For the first time in yearbook history, the voting was conducted using Google Forms instead of a paper ballot. The link to the poll was distributed over social media and through student emails, but only 120 ballots were submitted over the course of the voting period—just under 30 percent of the senior class.

For the last two years yearbook staff had conducted the voting using paper ballots that were collected in the hall by senior benches. But even this method of collection didn’t yield high percentages of participation.

Senior Abby Lam, editor-in- chief of the yearbook, helped to distribute the polls over social media. “Unfortunately [collecting paper ballots] is a lot harder on us to be counting them one by one, so that’s why we decided to do it on Google Forms this year,” Lam said.

However, not everyone checks their student emails, and some students don’t have social media at all. If the problem lies in underrepresentation, one solution could be to distribute the polls in more ways. Hilliard suggested putting up posters in the halls that advertise voting, and senior Corinne Fullerton, a yearbook editor, advocated for going back to the paper ballot method.
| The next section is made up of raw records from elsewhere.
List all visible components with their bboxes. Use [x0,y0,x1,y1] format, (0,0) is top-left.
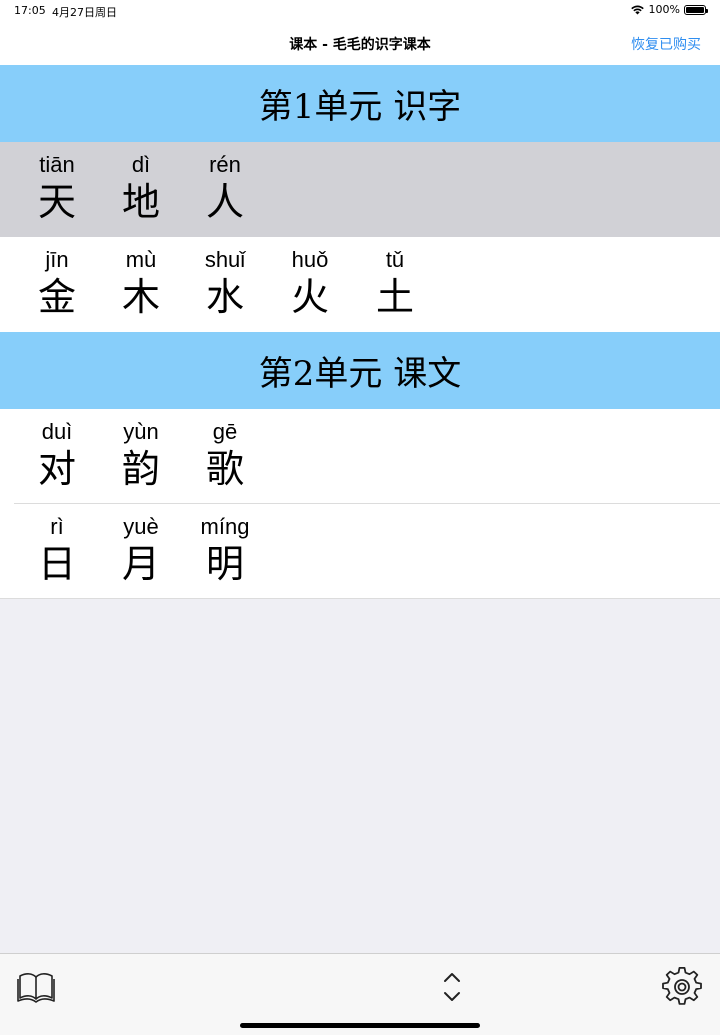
hanzi: 金 [37,275,76,319]
hanzi: 对 [37,447,76,491]
hanzi: 韵 [121,447,160,491]
character-cell: míng 明 [180,514,270,587]
character-cell: tiān 天 [12,152,102,225]
status-date: 4月27日周日 [52,6,117,19]
character-cell: dì 地 [96,152,186,225]
wifi-icon [630,5,644,15]
lesson-row[interactable]: rì 日 yuè 月 míng 明 [0,504,720,599]
textbook-button[interactable] [16,968,56,1008]
pinyin: shuǐ [204,247,246,272]
status-time: 17:05 [14,4,46,17]
hanzi: 日 [37,542,76,586]
unit-header: 第1单元 识字 [0,65,720,142]
reorder-button[interactable] [440,970,464,1008]
pinyin: gē [212,419,238,444]
hanzi: 地 [121,180,160,224]
hanzi: 天 [37,180,76,224]
pinyin: mù [125,247,157,272]
hanzi: 火 [290,275,329,319]
settings-button[interactable] [662,966,702,1011]
battery-percent: 100% [648,3,680,16]
pinyin: yuè [123,514,159,539]
lesson-row[interactable]: duì 对 yùn 韵 gē 歌 [0,409,720,504]
page-title: 课本 - 毛毛的识字课本 [289,37,431,53]
navigation-bar: 课本 - 毛毛的识字课本 恢复已购买 [0,22,720,65]
character-cell: yùn 韵 [96,419,186,492]
battery-icon [684,4,708,15]
pinyin: yùn [123,419,159,444]
character-cell: rì 日 [12,514,102,587]
character-cell: gē 歌 [180,419,270,492]
hanzi: 木 [121,275,160,319]
character-cell: tǔ 土 [350,247,440,320]
pinyin: tǔ [385,247,405,272]
character-cell: yuè 月 [96,514,186,587]
home-indicator[interactable] [240,1023,480,1028]
pinyin: huǒ [291,247,329,272]
character-cell: duì 对 [12,419,102,492]
status-bar: 17:05 4月27日周日 100% [0,0,720,22]
pinyin: jīn [45,247,69,272]
hanzi: 人 [205,180,244,224]
pinyin: rì [50,514,64,539]
pinyin: dì [131,152,151,177]
lesson-row[interactable]: tiān 天 dì 地 rén 人 [0,142,720,237]
status-indicators: 100% [630,3,708,16]
hanzi: 月 [121,542,160,586]
character-cell: shuǐ 水 [180,247,270,320]
pinyin: míng [200,514,250,539]
restore-purchases-button[interactable]: 恢复已购买 [631,34,701,54]
gear-icon [662,966,702,1005]
character-cell: mù 木 [96,247,186,320]
book-icon [17,973,55,1003]
lesson-list: 第1单元 识字 tiān 天 dì 地 rén 人 jīn 金 mù 木 shu… [0,65,720,599]
hanzi: 水 [205,275,244,319]
lesson-row[interactable]: jīn 金 mù 木 shuǐ 水 huǒ 火 tǔ 土 [0,237,720,332]
chevron-up-down-icon [444,973,460,1001]
hanzi: 明 [205,542,244,586]
hanzi: 歌 [205,447,244,491]
hanzi: 土 [375,275,414,319]
character-cell: rén 人 [180,152,270,225]
character-cell: jīn 金 [12,247,102,320]
pinyin: rén [209,152,241,177]
unit-header: 第2单元 课文 [0,332,720,409]
pinyin: duì [41,419,73,444]
character-cell: huǒ 火 [265,247,355,320]
pinyin: tiān [39,152,75,177]
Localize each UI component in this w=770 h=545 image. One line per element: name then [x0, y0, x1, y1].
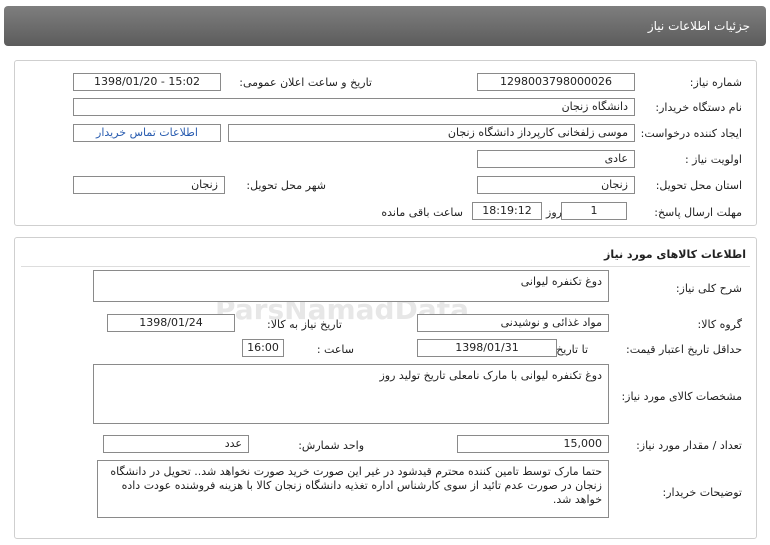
spec-label: مشخصات کالای مورد نیاز: — [621, 390, 742, 403]
remaining-word: ساعت باقی مانده — [381, 206, 463, 219]
buyer-notes-field[interactable]: حتما مارک توسط تامین کننده محترم قیدشود … — [97, 460, 609, 518]
deadline-days-field[interactable]: 1 — [561, 202, 627, 220]
deadline-time-field[interactable]: 18:19:12 — [472, 202, 542, 220]
need-date-label: تاریخ نیاز به کالا: — [267, 318, 342, 331]
unit-label: واحد شمارش: — [298, 439, 364, 452]
need-number-field[interactable]: 1298003798000026 — [477, 73, 635, 91]
announce-datetime-label: تاریخ و ساعت اعلان عمومی: — [239, 76, 372, 89]
goods-info-panel: اطلاعات کالاهای مورد نیاز ParsNamadData … — [14, 237, 757, 539]
priority-field[interactable]: عادی — [477, 150, 635, 168]
general-desc-label: شرح کلی نیاز: — [675, 282, 742, 295]
buyer-contact-link[interactable]: اطلاعات تماس خریدار — [73, 124, 221, 142]
requester-label: ایجاد کننده درخواست: — [640, 127, 742, 140]
window-title: جزئیات اطلاعات نیاز — [647, 19, 750, 33]
deadline-label: مهلت ارسال پاسخ: — [654, 206, 742, 219]
need-number-label: شماره نیاز: — [689, 76, 742, 89]
section-divider — [21, 266, 750, 267]
general-desc-field[interactable]: دوغ تکنفره لیوانی — [93, 270, 609, 302]
validity-time-label: ساعت : — [316, 343, 354, 356]
need-info-panel: شماره نیاز: 1298003798000026 تاریخ و ساع… — [14, 60, 757, 226]
to-date-field[interactable]: 1398/01/31 — [417, 339, 557, 357]
province-field[interactable]: زنجان — [477, 176, 635, 194]
quantity-field[interactable]: 15,000 — [457, 435, 609, 453]
buyer-notes-label: توضیحات خریدار: — [662, 486, 743, 499]
unit-field[interactable]: عدد — [103, 435, 249, 453]
window-titlebar: جزئیات اطلاعات نیاز — [4, 6, 766, 46]
goods-group-label: گروه کالا: — [697, 318, 742, 331]
buyer-org-label: نام دستگاه خریدار: — [655, 101, 742, 114]
announce-datetime-field[interactable]: 1398/01/20 - 15:02 — [73, 73, 221, 91]
requester-field[interactable]: موسی زلفخانی کارپرداز دانشگاه زنجان — [228, 124, 635, 142]
min-validity-label: حداقل تاریخ اعتبار قیمت: — [626, 343, 742, 356]
validity-time-field[interactable]: 16:00 — [242, 339, 284, 357]
buyer-org-field[interactable]: دانشگاه زنجان — [73, 98, 635, 116]
spec-field[interactable]: دوغ تکنفره لیوانی با مارک نامعلی تاریخ ت… — [93, 364, 609, 424]
quantity-label: تعداد / مقدار مورد نیاز: — [636, 439, 742, 452]
priority-label: اولویت نیاز : — [684, 153, 742, 166]
city-label: شهر محل تحویل: — [246, 179, 326, 192]
need-date-field[interactable]: 1398/01/24 — [107, 314, 235, 332]
goods-section-title: اطلاعات کالاهای مورد نیاز — [604, 248, 746, 261]
goods-group-field[interactable]: مواد غذائی و نوشیدنی — [417, 314, 609, 332]
city-field[interactable]: زنجان — [73, 176, 225, 194]
province-label: استان محل تحویل: — [655, 179, 742, 192]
Lam also suggested setting up computers in the commons for students to use for voting during lunches. Distributing the polls across more of the senior class doesn’t guarantee different results, though. “I feel like it’d be relatively the same, because the people who won are people who are pretty out there in the school, you see them a lot and it’s the people that you think of first,” Lam said.

Not only did less than 30 percent of the senior class vote, but another factor that lead to a lack of representation were incorrectly submitted or joke responses, which had to be discounted. Some of those responses included “Mr. Harms,” “Carlisle,” and many instances of “idk.” This along with the apathy shown by students who just didn’t want to take the time to vote both contributes to the perception that “only leadership kids” won spots in the superlatives.

Another philosophical question that the yearbook staff must answer is whether or not superlatives even need to be a part of the yearbook in the future; in essence, it’s literally a popularity contest, and if students don’t feel represented they might not feel accepted by the Tigard community.

“I really do like superlatives because I think that they really showcase and highlight seniors that stand out to their class,” Lam said. “But with all this voting and it being more like a popularity contest […] I think that we should continue do senior highlights but not necessarily in the form of superlatives.”

Whether or not you like the results of the superlative voting, the yearbook staff works hard to present students with a book full of memories that they can look back at in the future when they want to reminisce on their high school days.